Его взгляд был тёмным, глубоким, как ночное озеро, и всё так же нечитаемым. Но в нём не было ни прежней откровенной ненависти, ни ледяной отстранённости. В нём было лишь внимание. Пристальное, тяжёлое, всепоглощающее. Взгляд, от которого кровь ударила в лицо с новой силой, заставив её кожу гореть.
Тан Лань резко, почти болезненно, отвела глаза, словно его взгляд был раскалённым железом. Она вскочила с места с такой стремительностью, что голова закружилась, и сделала вид, что её внезапно невероятно заинтересовал одинокий куст на другом конце сада. Собрав всю свою волю в кулак, она поспешно удалилась, стараясь идти ровной, величественной походкой истинной принцессы, хотя внутри всё трепетало, переворачивалось и панически цеплялось за образ того тёмного, внимательного взгляда.

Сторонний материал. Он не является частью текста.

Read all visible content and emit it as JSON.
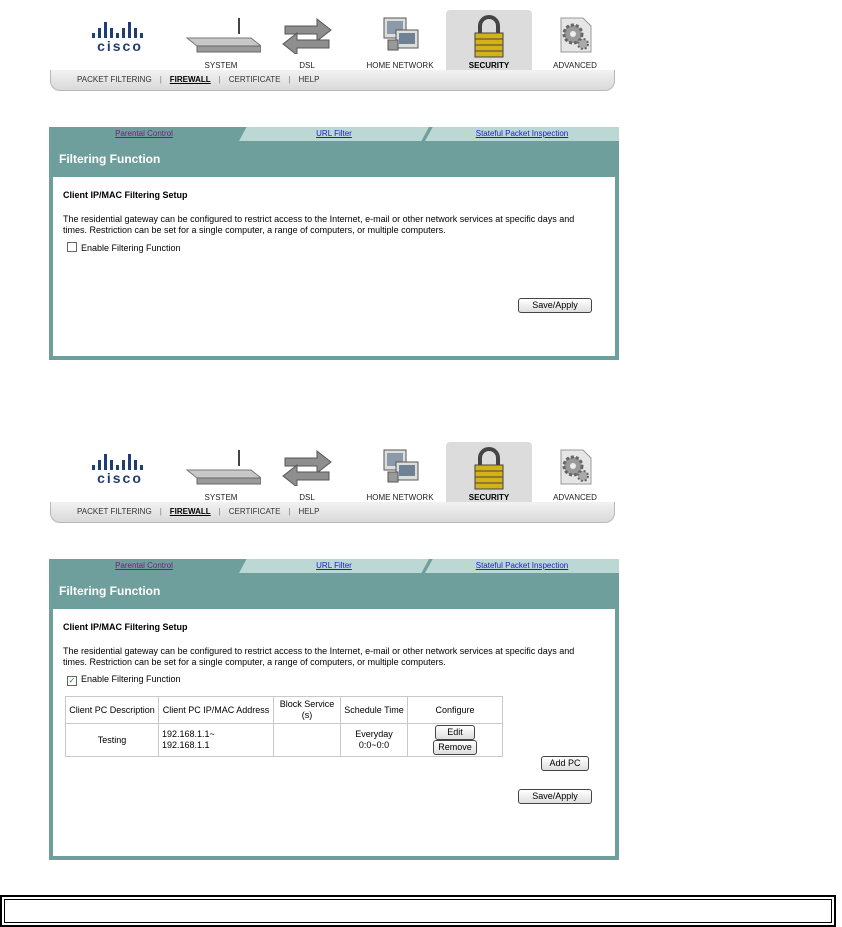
{
  "screens": [
    {
      "header": {
        "logo_text": "cisco",
        "nav": [
          {
            "label": "SYSTEM",
            "icon": "router-icon"
          },
          {
            "label": "DSL",
            "icon": "arrows-icon"
          },
          {
            "label": "HOME NETWORK",
            "icon": "computers-icon"
          },
          {
            "label": "SECURITY",
            "icon": "padlock-icon",
            "active": true
          },
          {
            "label": "ADVANCED",
            "icon": "gears-icon"
          }
        ],
        "subnav": [
          "PACKET FILTERING",
          "FIREWALL",
          "CERTIFICATE",
          "HELP"
        ],
        "subnav_current": "FIREWALL"
      },
      "tabs": [
        "Parental Control",
        "URL Filter",
        "Stateful Packet Inspection"
      ],
      "title": "Filtering Function",
      "subtitle": "Client IP/MAC Filtering Setup",
      "description": "The residential gateway can be configured to restrict access to the Internet, e-mail or other network services at specific days and times. Restriction can be set for a single computer, a range of computers, or multiple computers.",
      "checkbox_label": "Enable Filtering Function",
      "checkbox_checked": false,
      "save_label": "Save/Apply"
    },
    {
      "header": {
        "logo_text": "cisco",
        "nav": [
          {
            "label": "SYSTEM",
            "icon": "router-icon"
          },
          {
            "label": "DSL",
            "icon": "arrows-icon"
          },
          {
            "label": "HOME NETWORK",
            "icon": "computers-icon"
          },
          {
            "label": "SECURITY",
            "icon": "padlock-icon",
            "active": true
          },
          {
            "label": "ADVANCED",
            "icon": "gears-icon"
          }
        ],
        "subnav": [
          "PACKET FILTERING",
          "FIREWALL",
          "CERTIFICATE",
          "HELP"
        ],
        "subnav_current": "FIREWALL"
      },
      "tabs": [
        "Parental Control",
        "URL Filter",
        "Stateful Packet Inspection"
      ],
      "title": "Filtering Function",
      "subtitle": "Client IP/MAC Filtering Setup",
      "description": "The residential gateway can be configured to restrict access to the Internet, e-mail or other network services at specific days and times. Restriction can be set for a single computer, a range of computers, or multiple computers.",
      "checkbox_label": "Enable Filtering Function",
      "checkbox_checked": true,
      "checkbox_mark": "✓",
      "table": {
        "headers": [
          "Client PC Description",
          "Client PC IP/MAC Address",
          "Block Service (s)",
          "Schedule Time",
          "Configure"
        ],
        "rows": [
          {
            "description": "Testing",
            "address_line1": "192.168.1.1~",
            "address_line2": "192.168.1.1",
            "block_service": "",
            "schedule_line1": "Everyday",
            "schedule_line2": "0:0~0:0",
            "edit_label": "Edit",
            "remove_label": "Remove"
          }
        ]
      },
      "add_pc_label": "Add PC",
      "save_label": "Save/Apply"
    }
  ],
  "colors": {
    "panel_bg": "#6f9f9c",
    "tab_unselected": "#bcd8d5",
    "link": "#1a1ad6",
    "visited_link": "#7a1a7a"
  }
}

В груди Тан Лань бушевала тихая, но яростная буря, раздиравшая её на части.
Сердце её, непокорное и живое, твердило одно.
Оно замирало от тихого трепета, когда её взгляд скользил по суровым, отточенным чертам Лу Синя. В его молчаливой силе, в том, как его тёмные глаза, казалось, видели не принцессу, а её саму — запуганную, одинокую душу в чужом теле, — она находила единственную опору в этом мире из шёлка и лжи. Он был как скала в бушующем море, и желание обрести возле него покой, просто быть рядом, было таким острым, что причиняло физическую боль. В его присутствии призрачный туман прошлой жизни отступал, и она чувствовала себя просто женщиной, которая хочет быть желанной и защищённой.

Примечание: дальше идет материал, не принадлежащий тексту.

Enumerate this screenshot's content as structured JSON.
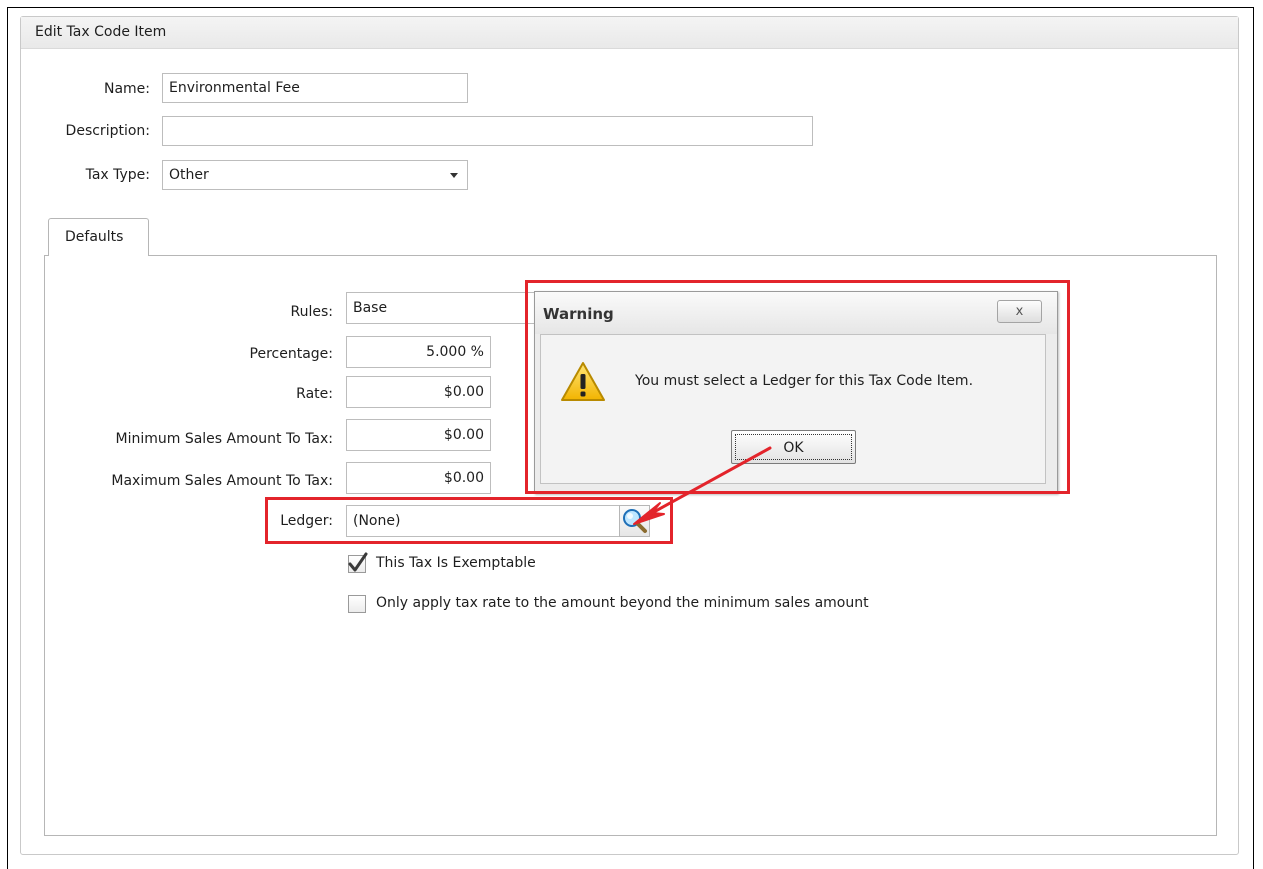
{
  "form": {
    "group_title": "Edit Tax Code Item",
    "name_label": "Name:",
    "name_value": "Environmental Fee",
    "description_label": "Description:",
    "description_value": "",
    "tax_type_label": "Tax Type:",
    "tax_type_value": "Other"
  },
  "tabs": [
    {
      "label": "Defaults",
      "active": true
    }
  ],
  "defaults": {
    "rules_label": "Rules:",
    "rules_value": "Base",
    "percentage_label": "Percentage:",
    "percentage_value": "5.000 %",
    "rate_label": "Rate:",
    "rate_value": "$0.00",
    "min_sales_label": "Minimum Sales Amount To Tax:",
    "min_sales_value": "$0.00",
    "max_sales_label": "Maximum Sales Amount To Tax:",
    "max_sales_value": "$0.00",
    "ledger_label": "Ledger:",
    "ledger_value": "(None)",
    "exemptable_label": "This Tax Is Exemptable",
    "exemptable_checked": true,
    "beyond_min_label": "Only apply tax rate to the amount beyond the minimum sales amount",
    "beyond_min_checked": false
  },
  "dialog": {
    "title": "Warning",
    "close_label": "x",
    "message": "You must select a Ledger for this Tax Code Item.",
    "ok_label": "OK"
  },
  "icons": {
    "warning": "warning-icon",
    "lookup": "magnifier-icon",
    "dropdown": "chevron-down-icon",
    "check": "check-icon"
  },
  "colors": {
    "annotation_red": "#e3242b",
    "warning_yellow": "#f2c21b"
  }
}
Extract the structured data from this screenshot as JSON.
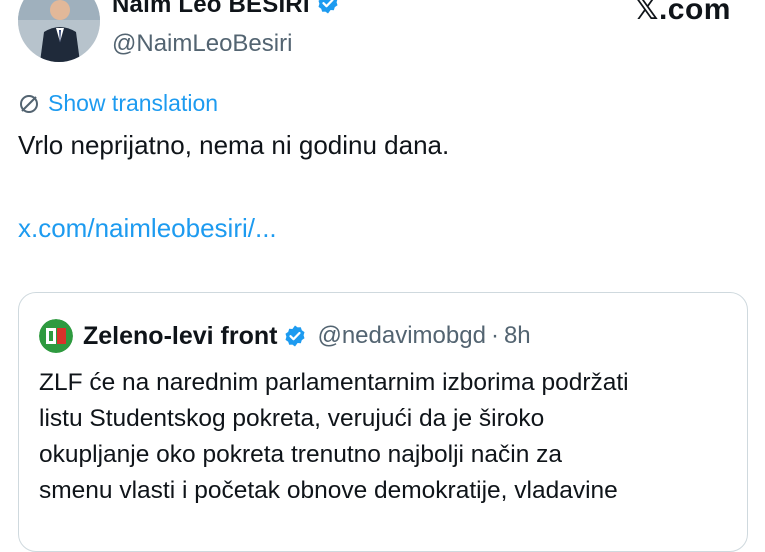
{
  "colors": {
    "accent": "#1d9bf0",
    "text": "#0f1419",
    "muted": "#536471",
    "border": "#cfd9de",
    "quote_logo_green": "#2e9a3f",
    "quote_logo_red": "#d9312a"
  },
  "header": {
    "display_name": "Naim Leo BESIRI",
    "handle": "@NaimLeoBesiri",
    "brand": "𝕏.com",
    "verified_icon": "verified-badge-icon"
  },
  "tweet": {
    "translate_label": "Show translation",
    "translate_icon": "globe-icon",
    "text": "Vrlo neprijatno, nema ni godinu dana.",
    "link": "x.com/naimleobesiri/..."
  },
  "quote": {
    "name": "Zeleno-levi front",
    "handle": "@nedavimobgd",
    "separator": "·",
    "time": "8h",
    "lines": [
      "ZLF će na narednim parlamentarnim izborima podržati",
      "listu Studentskog pokreta, verujući da je široko",
      "okupljanje oko pokreta trenutno najbolji način za",
      "smenu vlasti i početak obnove demokratije, vladavine"
    ]
  }
}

Но голос Разума, холодный и безжалостный, заглушал этот шёпот.
«Кто ты такая, чтобы желать этого? — звучало в её сознании. — Ты — призрак, вор, занявший чужое тело. Твоё имя, твой титул, даже твои слёзы — всё украдено. Ты не имеешь права протягивать руку к его душе, отравляя её своей чужеродностью. Твоя задача — исправить ошибку прошлого, а не плодить новые, ещё более опасные».
Она сжала ладони так, что ногти впились в нежную кожу, пытаясь физической болью заглушить боль душевную. Она металась между страстным «хочу» и безжалостным «нельзя». Между мечтой о тепле его рук и леденящим ужасом перед тем, что её обман раскроется и погубит их обоих.
Это была агония. Тихая, безмолвная, скрытая под маской невозмутимости принцессы. Агония души, застрявшей между двумя мирами и не имеющей права на любовь ни в одном из них.